In early 2018, as Mexico’s presidential election heated up, photos began circulating online. They showed murals that had sprung up in Venezuela, signed by the country’s United Socialist Party, supporting the populist Mexican candidate Andrés Manuel López Obrador.
After the pictures made headlines, the López Obrador campaign scoffed at the suggestion of a Venezuelan connection and accused opponents of engineering the whole thing. The incident was just one example of how misleading political content proliferated across social media in the run-up to the election. One analysis found that bots and influencers generated nearly one-fifth of content on Twitter in Mexico in March 2018.
Nearly three years later, Mexican journalists are gearing up for a localized fight against political disinformation ahead of the country’s June midterm elections, where voters will pick candidates in Congressional, gubernatorial, and state legislative races.
The election season has journalists on alert.
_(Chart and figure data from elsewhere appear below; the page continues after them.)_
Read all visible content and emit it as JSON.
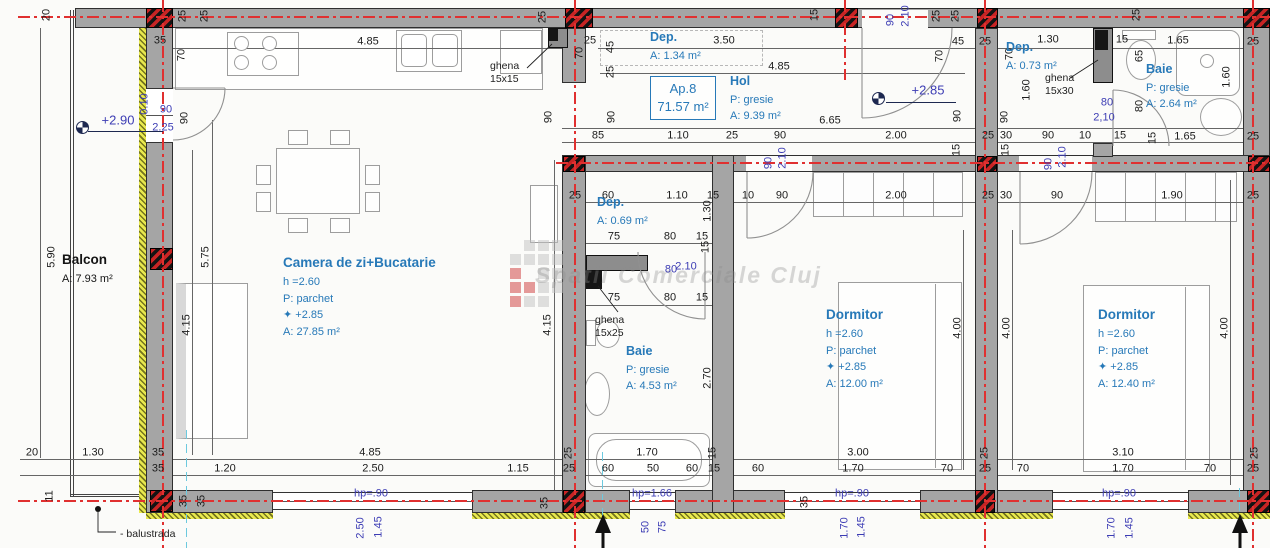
{
  "title": "Ap.8 apartment floor plan",
  "watermark": {
    "text": "Spatii Comerciale Cluj"
  },
  "ap_box": {
    "line1": "Ap.8",
    "line2": "71.57 m²"
  },
  "colors": {
    "axis_red": "#e03030",
    "annotation_blue": "#3c3cb4",
    "room_blue": "#2779b8",
    "wall_gray": "#a5a5a5",
    "insulation_yellow": "#e9e94e"
  },
  "room_blocks": [
    {
      "name": "balcon",
      "x": 62,
      "y": 250,
      "c": "blk",
      "lines": [
        "Balcon",
        "A: 7.93 m²"
      ]
    },
    {
      "name": "camera-de-zi",
      "x": 283,
      "y": 253,
      "c": "",
      "lines": [
        "Camera de zi+Bucatarie",
        "h =2.60",
        "P: parchet",
        "✦ +2.85",
        "A: 27.85 m²"
      ]
    },
    {
      "name": "dep-1",
      "x": 650,
      "y": 28,
      "c": "dep",
      "lines": [
        "Dep.",
        "A: 1.34 m²"
      ]
    },
    {
      "name": "hol",
      "x": 730,
      "y": 72,
      "c": "dep",
      "lines": [
        "Hol",
        "P: gresie",
        "A: 9.39 m²"
      ]
    },
    {
      "name": "dep-2",
      "x": 597,
      "y": 193,
      "c": "dep",
      "lines": [
        "Dep.",
        "A: 0.69 m²"
      ]
    },
    {
      "name": "baie-1",
      "x": 626,
      "y": 342,
      "c": "dep",
      "lines": [
        "Baie",
        "P: gresie",
        "A: 4.53 m²"
      ]
    },
    {
      "name": "dormitor-1",
      "x": 826,
      "y": 305,
      "c": "",
      "lines": [
        "Dormitor",
        "h =2.60",
        "P: parchet",
        "✦ +2.85",
        "A: 12.00 m²"
      ]
    },
    {
      "name": "dormitor-2",
      "x": 1098,
      "y": 305,
      "c": "",
      "lines": [
        "Dormitor",
        "h =2.60",
        "P: parchet",
        "✦ +2.85",
        "A: 12.40 m²"
      ]
    },
    {
      "name": "dep-3",
      "x": 1006,
      "y": 38,
      "c": "dep",
      "lines": [
        "Dep.",
        "A: 0.73 m²"
      ]
    },
    {
      "name": "baie-2",
      "x": 1146,
      "y": 60,
      "c": "dep",
      "lines": [
        "Baie",
        "P: gresie",
        "A: 2.64 m²"
      ]
    },
    {
      "name": "ghena-1",
      "x": 490,
      "y": 60,
      "c": "sm",
      "lines": [
        "ghena",
        "15x15"
      ]
    },
    {
      "name": "ghena-2",
      "x": 1045,
      "y": 72,
      "c": "sm",
      "lines": [
        "ghena",
        "15x30"
      ]
    },
    {
      "name": "ghena-3",
      "x": 595,
      "y": 314,
      "c": "sm",
      "lines": [
        "ghena",
        "15x25"
      ]
    },
    {
      "name": "balustrada",
      "x": 120,
      "y": 528,
      "c": "blk sm",
      "lines": [
        "- balustrada"
      ]
    }
  ],
  "labels": [
    {
      "t": "20",
      "x": 47,
      "y": 15,
      "c": "rot"
    },
    {
      "t": "25",
      "x": 183,
      "y": 16,
      "c": "rot"
    },
    {
      "t": "25",
      "x": 205,
      "y": 16,
      "c": "rot"
    },
    {
      "t": "35",
      "x": 160,
      "y": 41,
      "c": ""
    },
    {
      "t": "70",
      "x": 182,
      "y": 55,
      "c": "rot"
    },
    {
      "t": "+2.90",
      "x": 118,
      "y": 120,
      "c": "blue big"
    },
    {
      "t": "90",
      "x": 166,
      "y": 110,
      "c": "blue"
    },
    {
      "t": "2.25",
      "x": 163,
      "y": 128,
      "c": "blue"
    },
    {
      "t": "0.10",
      "x": 145,
      "y": 104,
      "c": "blue rot"
    },
    {
      "t": "90",
      "x": 185,
      "y": 118,
      "c": "rot"
    },
    {
      "t": "5.90",
      "x": 52,
      "y": 257,
      "c": "rot"
    },
    {
      "t": "5.75",
      "x": 206,
      "y": 257,
      "c": "rot"
    },
    {
      "t": "4.15",
      "x": 187,
      "y": 325,
      "c": "rot"
    },
    {
      "t": "4.15",
      "x": 548,
      "y": 325,
      "c": "rot"
    },
    {
      "t": "4.85",
      "x": 368,
      "y": 42,
      "c": ""
    },
    {
      "t": "25",
      "x": 543,
      "y": 17,
      "c": "rot"
    },
    {
      "t": "25",
      "x": 590,
      "y": 41,
      "c": ""
    },
    {
      "t": "45",
      "x": 611,
      "y": 47,
      "c": "rot"
    },
    {
      "t": "25",
      "x": 611,
      "y": 72,
      "c": "rot"
    },
    {
      "t": "70",
      "x": 580,
      "y": 53,
      "c": "rot"
    },
    {
      "t": "90",
      "x": 549,
      "y": 117,
      "c": "rot"
    },
    {
      "t": "90",
      "x": 612,
      "y": 117,
      "c": "rot"
    },
    {
      "t": "3.50",
      "x": 724,
      "y": 41,
      "c": ""
    },
    {
      "t": "4.85",
      "x": 779,
      "y": 67,
      "c": ""
    },
    {
      "t": "15",
      "x": 815,
      "y": 15,
      "c": "rot"
    },
    {
      "t": "90",
      "x": 891,
      "y": 20,
      "c": "blue rot"
    },
    {
      "t": "2.10",
      "x": 906,
      "y": 16,
      "c": "blue rot"
    },
    {
      "t": "6.65",
      "x": 830,
      "y": 121,
      "c": ""
    },
    {
      "t": "+2.85",
      "x": 928,
      "y": 90,
      "c": "blue big"
    },
    {
      "t": "25",
      "x": 937,
      "y": 16,
      "c": "rot"
    },
    {
      "t": "25",
      "x": 956,
      "y": 16,
      "c": "rot"
    },
    {
      "t": "45",
      "x": 958,
      "y": 42,
      "c": ""
    },
    {
      "t": "25",
      "x": 985,
      "y": 42,
      "c": ""
    },
    {
      "t": "70",
      "x": 940,
      "y": 56,
      "c": "rot"
    },
    {
      "t": "70",
      "x": 1010,
      "y": 54,
      "c": "rot"
    },
    {
      "t": "1.30",
      "x": 1048,
      "y": 40,
      "c": ""
    },
    {
      "t": "15",
      "x": 1122,
      "y": 40,
      "c": ""
    },
    {
      "t": "1.65",
      "x": 1178,
      "y": 41,
      "c": ""
    },
    {
      "t": "25",
      "x": 1253,
      "y": 42,
      "c": ""
    },
    {
      "t": "25",
      "x": 1137,
      "y": 15,
      "c": "rot"
    },
    {
      "t": "65",
      "x": 1140,
      "y": 56,
      "c": "rot"
    },
    {
      "t": "1.60",
      "x": 1227,
      "y": 77,
      "c": "rot"
    },
    {
      "t": "1.60",
      "x": 1027,
      "y": 90,
      "c": "rot"
    },
    {
      "t": "90",
      "x": 958,
      "y": 116,
      "c": "rot"
    },
    {
      "t": "90",
      "x": 1005,
      "y": 117,
      "c": "rot"
    },
    {
      "t": "80",
      "x": 1107,
      "y": 103,
      "c": "blue"
    },
    {
      "t": "2,10",
      "x": 1104,
      "y": 118,
      "c": "blue"
    },
    {
      "t": "80",
      "x": 1140,
      "y": 106,
      "c": "rot"
    },
    {
      "t": "15",
      "x": 1153,
      "y": 138,
      "c": "rot"
    },
    {
      "t": "25",
      "x": 988,
      "y": 136,
      "c": ""
    },
    {
      "t": "30",
      "x": 1006,
      "y": 136,
      "c": ""
    },
    {
      "t": "90",
      "x": 1048,
      "y": 136,
      "c": ""
    },
    {
      "t": "10",
      "x": 1085,
      "y": 136,
      "c": ""
    },
    {
      "t": "15",
      "x": 1120,
      "y": 136,
      "c": ""
    },
    {
      "t": "1.65",
      "x": 1185,
      "y": 137,
      "c": ""
    },
    {
      "t": "25",
      "x": 1253,
      "y": 137,
      "c": ""
    },
    {
      "t": "85",
      "x": 598,
      "y": 136,
      "c": ""
    },
    {
      "t": "1.10",
      "x": 678,
      "y": 136,
      "c": ""
    },
    {
      "t": "25",
      "x": 732,
      "y": 136,
      "c": ""
    },
    {
      "t": "90",
      "x": 780,
      "y": 136,
      "c": ""
    },
    {
      "t": "2.00",
      "x": 896,
      "y": 136,
      "c": ""
    },
    {
      "t": "25",
      "x": 575,
      "y": 196,
      "c": ""
    },
    {
      "t": "60",
      "x": 608,
      "y": 196,
      "c": ""
    },
    {
      "t": "1.10",
      "x": 677,
      "y": 196,
      "c": ""
    },
    {
      "t": "15",
      "x": 713,
      "y": 196,
      "c": ""
    },
    {
      "t": "10",
      "x": 748,
      "y": 196,
      "c": ""
    },
    {
      "t": "90",
      "x": 782,
      "y": 196,
      "c": ""
    },
    {
      "t": "2.00",
      "x": 896,
      "y": 196,
      "c": ""
    },
    {
      "t": "15",
      "x": 957,
      "y": 150,
      "c": "rot"
    },
    {
      "t": "15",
      "x": 1006,
      "y": 150,
      "c": "rot"
    },
    {
      "t": "25",
      "x": 988,
      "y": 196,
      "c": ""
    },
    {
      "t": "30",
      "x": 1006,
      "y": 196,
      "c": ""
    },
    {
      "t": "90",
      "x": 1057,
      "y": 196,
      "c": ""
    },
    {
      "t": "1.90",
      "x": 1172,
      "y": 196,
      "c": ""
    },
    {
      "t": "25",
      "x": 1253,
      "y": 196,
      "c": ""
    },
    {
      "t": "90",
      "x": 769,
      "y": 163,
      "c": "blue rot"
    },
    {
      "t": "2.10",
      "x": 783,
      "y": 158,
      "c": "blue rot"
    },
    {
      "t": "90",
      "x": 1049,
      "y": 164,
      "c": "blue rot"
    },
    {
      "t": "2.10",
      "x": 1063,
      "y": 157,
      "c": "blue rot"
    },
    {
      "t": "1.30",
      "x": 708,
      "y": 211,
      "c": "rot"
    },
    {
      "t": "15",
      "x": 706,
      "y": 247,
      "c": "rot"
    },
    {
      "t": "75",
      "x": 614,
      "y": 237,
      "c": ""
    },
    {
      "t": "80",
      "x": 670,
      "y": 237,
      "c": ""
    },
    {
      "t": "15",
      "x": 702,
      "y": 237,
      "c": ""
    },
    {
      "t": "80",
      "x": 671,
      "y": 270,
      "c": "blue"
    },
    {
      "t": "2.10",
      "x": 686,
      "y": 267,
      "c": "blue"
    },
    {
      "t": "75",
      "x": 614,
      "y": 298,
      "c": ""
    },
    {
      "t": "80",
      "x": 670,
      "y": 298,
      "c": ""
    },
    {
      "t": "15",
      "x": 702,
      "y": 298,
      "c": ""
    },
    {
      "t": "2.70",
      "x": 708,
      "y": 378,
      "c": "rot"
    },
    {
      "t": "4.00",
      "x": 958,
      "y": 328,
      "c": "rot"
    },
    {
      "t": "4.00",
      "x": 1007,
      "y": 328,
      "c": "rot"
    },
    {
      "t": "4.00",
      "x": 1225,
      "y": 328,
      "c": "rot"
    },
    {
      "t": "20",
      "x": 32,
      "y": 453,
      "c": ""
    },
    {
      "t": "1.30",
      "x": 93,
      "y": 453,
      "c": ""
    },
    {
      "t": "35",
      "x": 158,
      "y": 453,
      "c": ""
    },
    {
      "t": "35",
      "x": 158,
      "y": 469,
      "c": ""
    },
    {
      "t": "1.20",
      "x": 225,
      "y": 469,
      "c": ""
    },
    {
      "t": "11",
      "x": 50,
      "y": 496,
      "c": "rot"
    },
    {
      "t": "35",
      "x": 184,
      "y": 501,
      "c": "rot"
    },
    {
      "t": "35",
      "x": 202,
      "y": 501,
      "c": "rot"
    },
    {
      "t": "4.85",
      "x": 370,
      "y": 453,
      "c": ""
    },
    {
      "t": "25",
      "x": 569,
      "y": 453,
      "c": "rot"
    },
    {
      "t": "1.70",
      "x": 647,
      "y": 453,
      "c": ""
    },
    {
      "t": "15",
      "x": 713,
      "y": 453,
      "c": "rot"
    },
    {
      "t": "3.00",
      "x": 858,
      "y": 453,
      "c": ""
    },
    {
      "t": "25",
      "x": 985,
      "y": 453,
      "c": "rot"
    },
    {
      "t": "3.10",
      "x": 1123,
      "y": 453,
      "c": ""
    },
    {
      "t": "25",
      "x": 1255,
      "y": 453,
      "c": "rot"
    },
    {
      "t": "2.50",
      "x": 373,
      "y": 469,
      "c": ""
    },
    {
      "t": "1.15",
      "x": 518,
      "y": 469,
      "c": ""
    },
    {
      "t": "25",
      "x": 569,
      "y": 469,
      "c": ""
    },
    {
      "t": "60",
      "x": 608,
      "y": 469,
      "c": ""
    },
    {
      "t": "50",
      "x": 653,
      "y": 469,
      "c": ""
    },
    {
      "t": "60",
      "x": 692,
      "y": 469,
      "c": ""
    },
    {
      "t": "15",
      "x": 714,
      "y": 469,
      "c": ""
    },
    {
      "t": "60",
      "x": 758,
      "y": 469,
      "c": ""
    },
    {
      "t": "1.70",
      "x": 853,
      "y": 469,
      "c": ""
    },
    {
      "t": "70",
      "x": 947,
      "y": 469,
      "c": ""
    },
    {
      "t": "25",
      "x": 985,
      "y": 469,
      "c": ""
    },
    {
      "t": "70",
      "x": 1023,
      "y": 469,
      "c": ""
    },
    {
      "t": "1.70",
      "x": 1123,
      "y": 469,
      "c": ""
    },
    {
      "t": "70",
      "x": 1210,
      "y": 469,
      "c": ""
    },
    {
      "t": "25",
      "x": 1253,
      "y": 469,
      "c": ""
    },
    {
      "t": "35",
      "x": 545,
      "y": 503,
      "c": "rot"
    },
    {
      "t": "35",
      "x": 805,
      "y": 502,
      "c": "rot"
    },
    {
      "t": "hp=.90",
      "x": 371,
      "y": 494,
      "c": "blue"
    },
    {
      "t": "hp=1.66",
      "x": 652,
      "y": 494,
      "c": "blue"
    },
    {
      "t": "hp=.90",
      "x": 852,
      "y": 494,
      "c": "blue"
    },
    {
      "t": "hp=.90",
      "x": 1119,
      "y": 494,
      "c": "blue"
    },
    {
      "t": "2.50",
      "x": 361,
      "y": 528,
      "c": "blue rot"
    },
    {
      "t": "1.45",
      "x": 379,
      "y": 527,
      "c": "blue rot"
    },
    {
      "t": "50",
      "x": 646,
      "y": 527,
      "c": "blue rot"
    },
    {
      "t": "75",
      "x": 663,
      "y": 527,
      "c": "blue rot"
    },
    {
      "t": "1.70",
      "x": 845,
      "y": 528,
      "c": "blue rot"
    },
    {
      "t": "1.45",
      "x": 862,
      "y": 527,
      "c": "blue rot"
    },
    {
      "t": "1.70",
      "x": 1112,
      "y": 528,
      "c": "blue rot"
    },
    {
      "t": "1.45",
      "x": 1130,
      "y": 528,
      "c": "blue rot"
    }
  ]
}
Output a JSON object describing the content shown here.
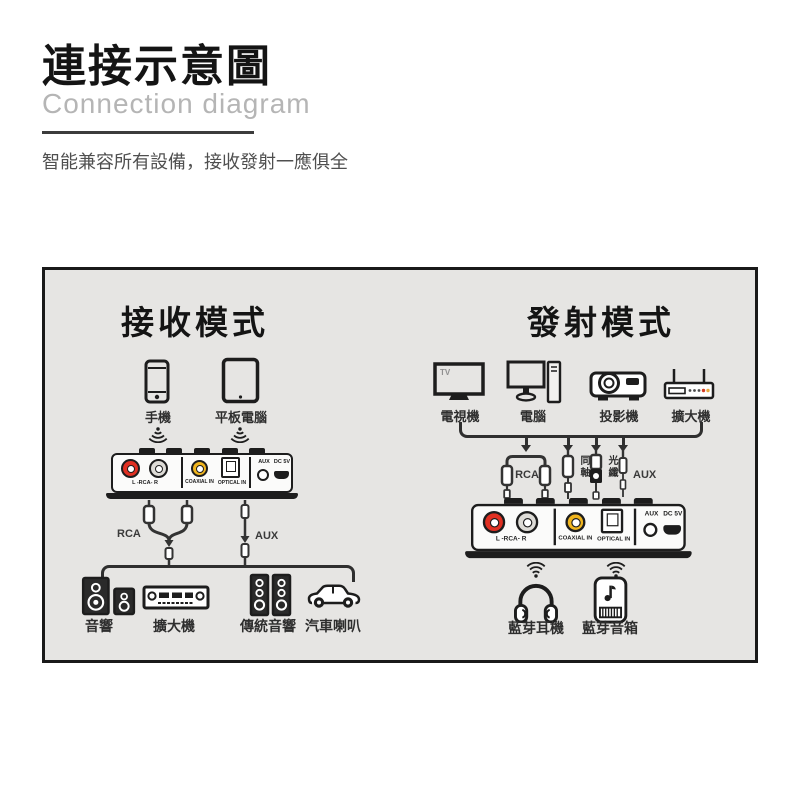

Expecting a fresh surge of political disinformation, the independent Mexican digital media outlet Animal Político is teaming up with six newsrooms in the states of Chihuahua and Sinaloa to monitor and verify election-related information. The project is the latest iteration in a multi-newsroom fact-checking initiative called Verificado 2018, which worked throughout the 2018 election period to debunk false claims and then stopped publishing when the race came to a close.